21-01-27 11:26:55.276 - INFO: Network G structure: DataParallel - PPON, with parameters: 17,267,657
21-01-27 11:26:55.277 - INFO: Network D structure: DataParallel - MultiscaleDiscriminator, with parameters: 8,296,899
21-01-27 11:26:55.277 - INFO: Model [PPONModel] is created.
21-01-27 11:26:55.277 - INFO: Start training from epoch: 0, iter: 0
21-01-27 11:26:55.991 - INFO: Switching to phase: p2, step: 1
Traceback (most recent call last):
File "/mnt/ext4-storage/Training/BasicSR/codes/train.py", line 382, in
main()
File "/mnt/ext4-storage/Training/BasicSR/codes/train.py", line 378, in main
fit(model, opt, dataloaders, steps_states, data_params, loggers)
File "/mnt/ext4-storage/Training/BasicSR/codes/train.py", line 221, in fit
model.optimize_parameters(virtual_step) # calculate loss functions, get gradients, update network weights
File "/mnt/ext4-storage/Training/BasicSR/codes/models/ppon_model.py", line 199, in optimize_parameters
l_g_total.backward()
AttributeError: 'float' object has no attribute 'backward'

victorca25 · Answer 1 · Thu Jan 28 2021 20:20:17 GMT+0800 (China Standard Time)

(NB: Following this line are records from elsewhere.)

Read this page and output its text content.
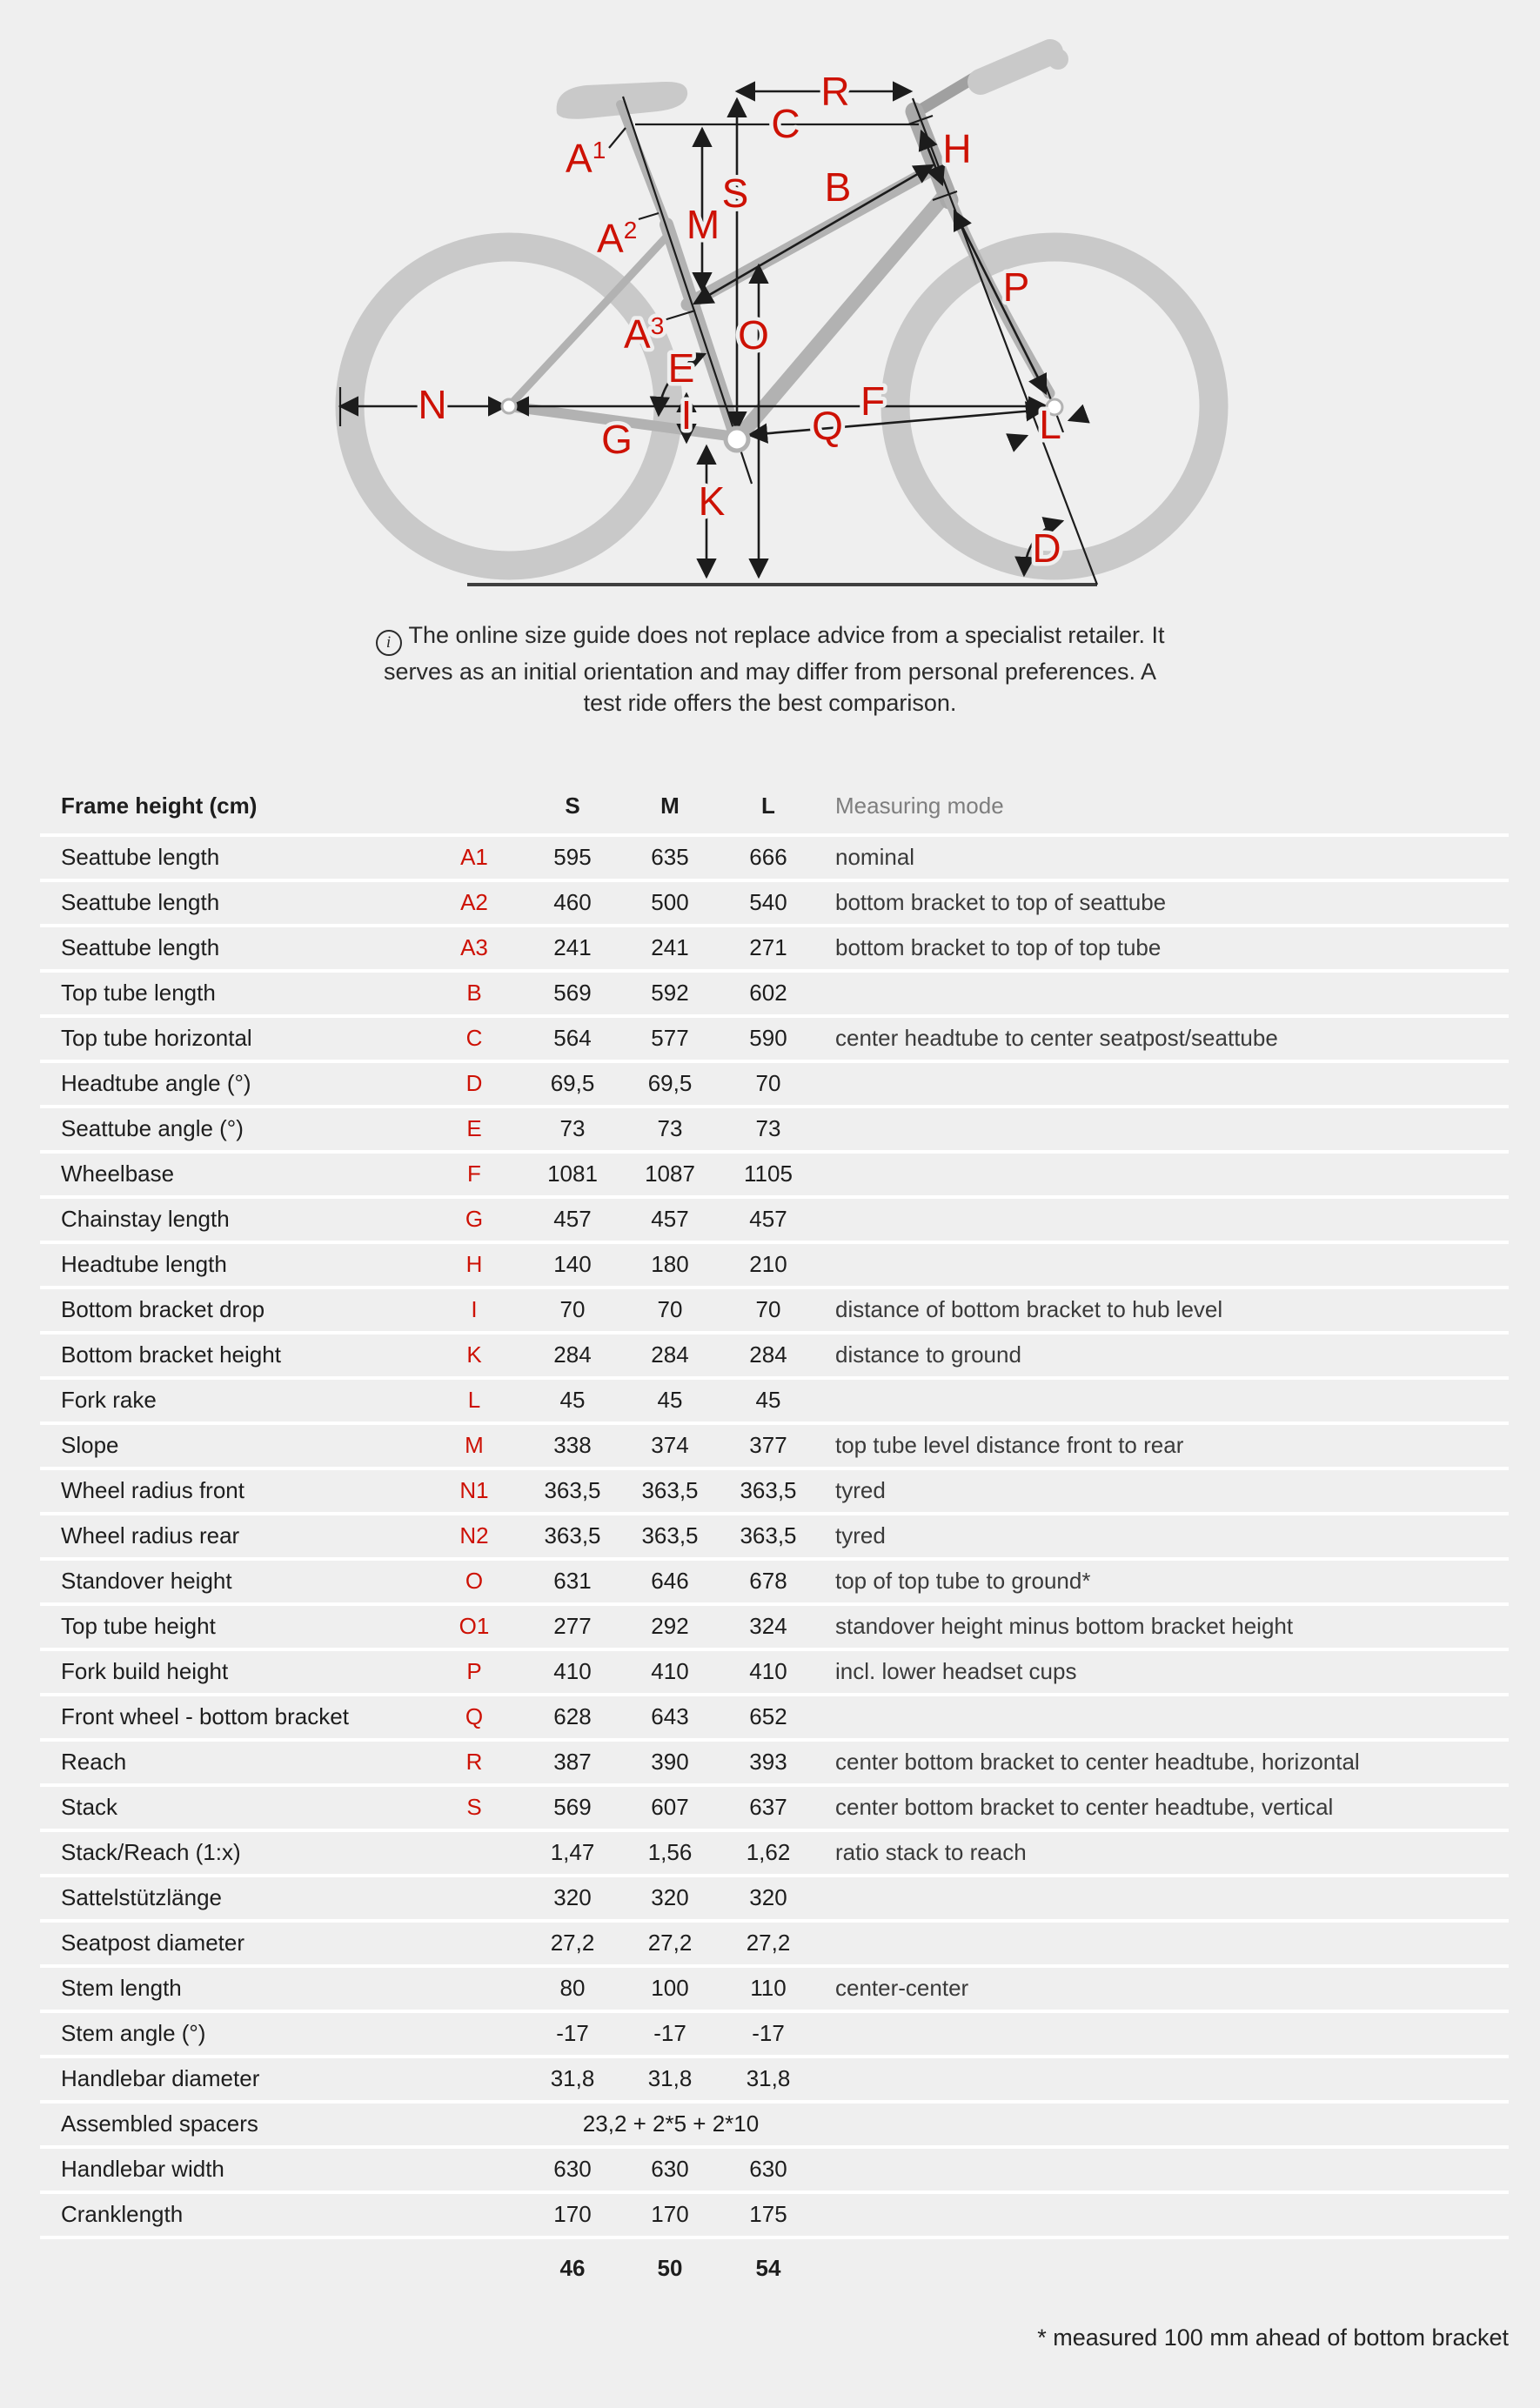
R
C
S
M
B
H
P
O
E
N	F
I	Q
G
K
L
D
$A^1$
$A^2$
$A^3$
i The online size guide does not replace advice from a specialist retailer. It
serves as an initial orientation and may differ from personal preferences. A
test ride offers the best comparison.
Frame height (cm)	S	M	L	Measuring mode
Seattube length	A1	595	635	666	nominal
Seattube length	A2	460	500	540	bottom bracket to top of seattube
Seattube length	A3	241	241	271	bottom bracket to top of top tube
Top tube length	B	569	592	602
Top tube horizontal	C	564	577	590	center headtube to center seatpost/seattube
Headtube angle (°)	D	69,5	69,5	70
Seattube angle (°)	E	73	73	73
Wheelbase	F	1081	1087	1105
Chainstay length	G	457	457	457
Headtube length	H	140	180	210
Bottom bracket drop	I	70	70	70	distance of bottom bracket to hub level
Bottom bracket height	K	284	284	284	distance to ground
Fork rake	L	45	45	45
Slope	M	338	374	377	top tube level distance front to rear
Wheel radius front	N1	363,5	363,5	363,5	tyred
Wheel radius rear	N2	363,5	363,5	363,5	tyred
Standover height	O	631	646	678	top of top tube to ground*
Top tube height	O1	277	292	324	standover height minus bottom bracket height
Fork build height	P	410	410	410	incl. lower headset cups
Front wheel - bottom bracket	Q	628	643	652
Reach	R	387	390	393	center bottom bracket to center headtube, horizontal
Stack	S	569	607	637	center bottom bracket to center headtube, vertical
Stack/Reach (1:x)	1,47	1,56	1,62	ratio stack to reach
Sattelstützlänge	320	320	320
Seatpost diameter	27,2	27,2	27,2
Stem length	80	100	110	center-center
Stem angle (°)	-17	-17	-17
Handlebar diameter	31,8	31,8	31,8
Assembled spacers	23,2 + 2*5 + 2*10
Handlebar width	630	630	630
Cranklength	170	170	175
46	50	54
* measured 100 mm ahead of bottom bracket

Hello! Can you share your options configuration file?

victorca25 · Answer 2 · Thu Jan 28 2021 21:23:37 GMT+0800 (China Standard Time)

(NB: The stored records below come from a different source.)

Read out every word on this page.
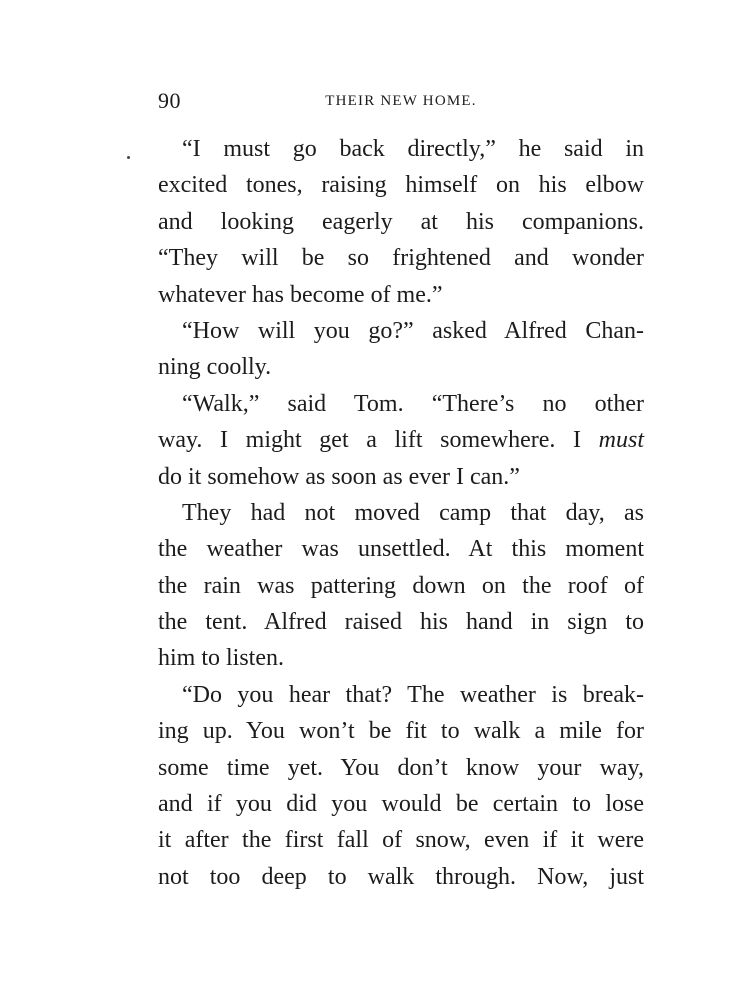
90	THEIR NEW HOME.
“I must go back directly,” he said in
excited tones, raising himself on his elbow
and looking eagerly at his companions.
“They will be so frightened and wonder
whatever has become of me.”
“How will you go?” asked Alfred Chan-
ning coolly.
“Walk,” said Tom. “There’s no other
way. I might get a lift somewhere. I must
do it somehow as soon as ever I can.”
They had not moved camp that day, as
the weather was unsettled. At this moment
the rain was pattering down on the roof of
the tent. Alfred raised his hand in sign to
him to listen.
“Do you hear that? The weather is break-
ing up. You won’t be fit to walk a mile for
some time yet. You don’t know your way,
and if you did you would be certain to lose
it after the first fall of snow, even if it were
not too deep to walk through. Now, just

Ah, I didn't see the error.log. So for PPON, you need to configure the losses (type, weights, etc) as you would normally first and then pick which of the losses will be used for which stage. In your case, your configuration should look something like this:

pixel_criterion: l1 
pixel_weight: 1e-2
cx_weight: 0.5
cx_type: contextual
cx_vgg_layers: {conv_3_2: 1, conv_4_2: 1}
ssim_type: ms-ssim
ssim_weight: 1
ms_criterion: multiscale-l1
ms_weight: 1e-2
gan_type: vanilla
gan_weight: 0.005
p1_losses: ['pix']
p2_losses: ['pix-multiscale', 'ms-ssim']
p3_losses: ['contextual']

So you see pixel loss, multiscale pixel loss, multiscale SSIM and contextual loss are configured. Let me know if this fixes the problem.

N0manDemo · Answer 3 · Fri Jan 29 2021 09:44:22 GMT+0800 (China Standard Time)

Thank you, that fixed the problem. I was missing quite a few options from the list.